Meta's infrastructure load is growing across multiple directions. The company needs capacity for both traditional content ranking systems on Facebook and Instagram, and for generative AI that answers queries, creates images, and supports other products in its ecosystem. Buying all of this only from external suppliers is too expensive and risky: demand for accelerators is high, delivery times are long, and margins heavily depend on prices for third-party hardware.

That's why Meta is betting on its own MTIA line — Meta Training and Inference Accelerator. It hasn't abandoned its partners and has already signed multi-billion-dollar deals with Nvidia and AMD, but in parallel it's trying to handle some tasks with its own silicon. The logic is that internal chips don't need to be universal like commercial GPUs.

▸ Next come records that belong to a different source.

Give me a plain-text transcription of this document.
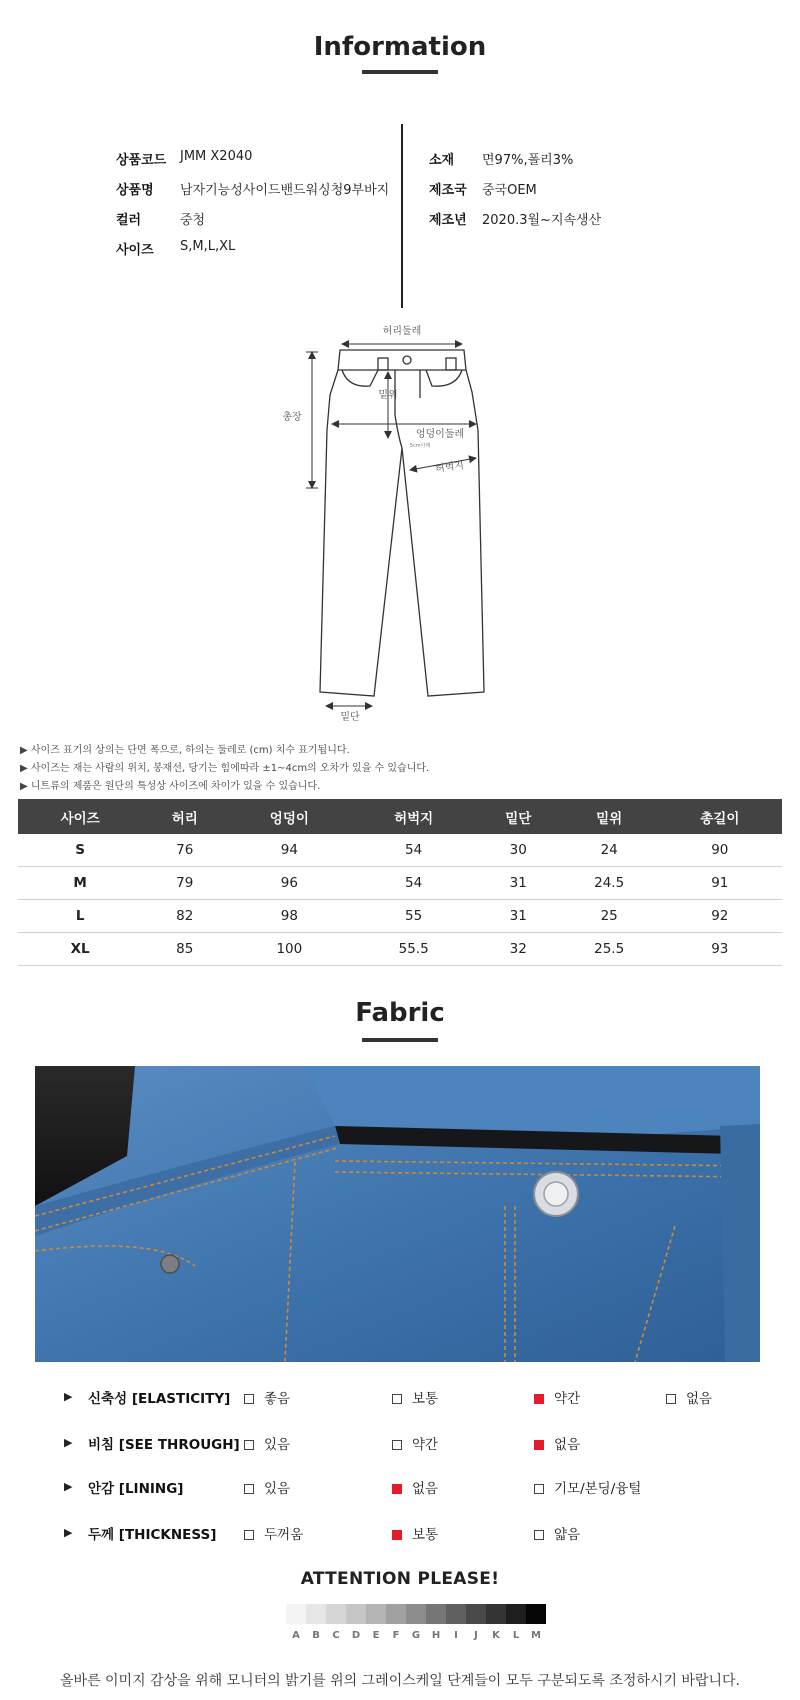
Information
상품코드 JMM X2040
상품명 남자기능성사이드밴드워싱청9부바지
컬러	중청
사이즈 S,M,L,XL
소재 면97%,폴리3%
제조국 중국OEM
제조년 2020.3월~지속생산
허리둘레
밑위
총장
엉덩이둘레
5cm아래
허벅지
밑단
▶ 사이즈 표기의 상의는 단면 폭으로, 하의는 둘레로 (cm) 치수 표기됩니다.
▶ 사이즈는 재는 사람의 위치, 봉재선, 당기는 힘에따라 ±1~4cm의 오차가 있을 수 있습니다.
▶ 니트류의 제품은 원단의 특성상 사이즈에 차이가 있을 수 있습니다.
사이즈	허리	엉덩이	허벅지	밑단	밑위	총길이
S	76	94	54	30	24	90
M	79	96	54	31	24.5	91
L	82	98	55	31	25	92
XL	85	100	55.5	32	25.5	93
Fabric
▶ 신축성 [ELASTICITY]	좋음	보통	약간	없음
▶ 비침 [SEE THROUGH]	있음	약간	없음
▶ 안감 [LINING]	있음	없음	기모/본딩/융털
▶ 두께 [THICKNESS]	두꺼움	보통	얇음
ATTENTION PLEASE!
A	B	C	D	E	F	G	H	I	J	K	L	M
올바른 이미지 감상을 위해 모니터의 밝기를 위의 그레이스케일 단계들이 모두 구분되도록 조정하시기 바랍니다.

They can be more precisely tailored to Meta's specific scenarios and thereby reduce inference costs.

MTIA Roadmap

Meta now has a fairly clear plan for several generations ahead. The company says it can release a new chip roughly every six months — notably faster than the industry's usual cycle, where one to two years often pass between generations. A modular architecture helps: new accelerators can be embedded into already-prepared racks and the network infrastructure of data centers.

  • MTIA 300 is already running in production and is used for training ranking and recommendation models.
  • MTIA 400 has passed laboratory tests and is preparing for deployment in data centers.
  • MTIA 450 is being designed primarily for AI inference and should ship in volume in early 2027.
  • MTIA 500 is planned for the second half of 2027 as the next step in the same line.

According to Meta, the transition from MTIA 300 to MTIA 500 should deliver approximately 4.5x growth in HBM memory throughput and 25x growth in compute performance. The company is placing special emphasis on inference: this stage, when the model is already responding to the user, is becoming the most expensive and widespread scenario for services with a billion-strong audience.

"Over the last two to three months, the pace of AI development has

accelerated sharply again, and silicon programs must keep up with the evolution of workloads."

Where are the bottlenecks

The problem is that developing your own chips is not just expensive, but very slow and risky. From design to factory production typically takes about two years, and the actual product refinement costs billions of dollars. Such a project only pays off if the company can load the hardware at massive scale and clearly understands what tasks will be relevant by launch time.

Earlier, it was reported that Meta abandoned its most advanced training chip, Olympus, after design problems and shifted focus to a simpler version. To accelerate the program, Meta tried to buy South Korean startup FuriosaAI for 800 million dollars, and after that failed, acquired Rivos along with more than 400 employees. This shows that the shortage in this race is not only in GPUs, but also in engineers who know how to build complex data center silicon.

What this means

Meta is not building a Nvidia replacement as "one big chip," but rather a hybrid model: it will continue to buy some of its infrastructure externally, while gradually shifting some work to its own MTIA. If the company maintains the pace of releases and actually manages to reduce inference costs, it will gain an important advantage in the AI race: greater control over costs, timelines, and the launch of new features for billions of users.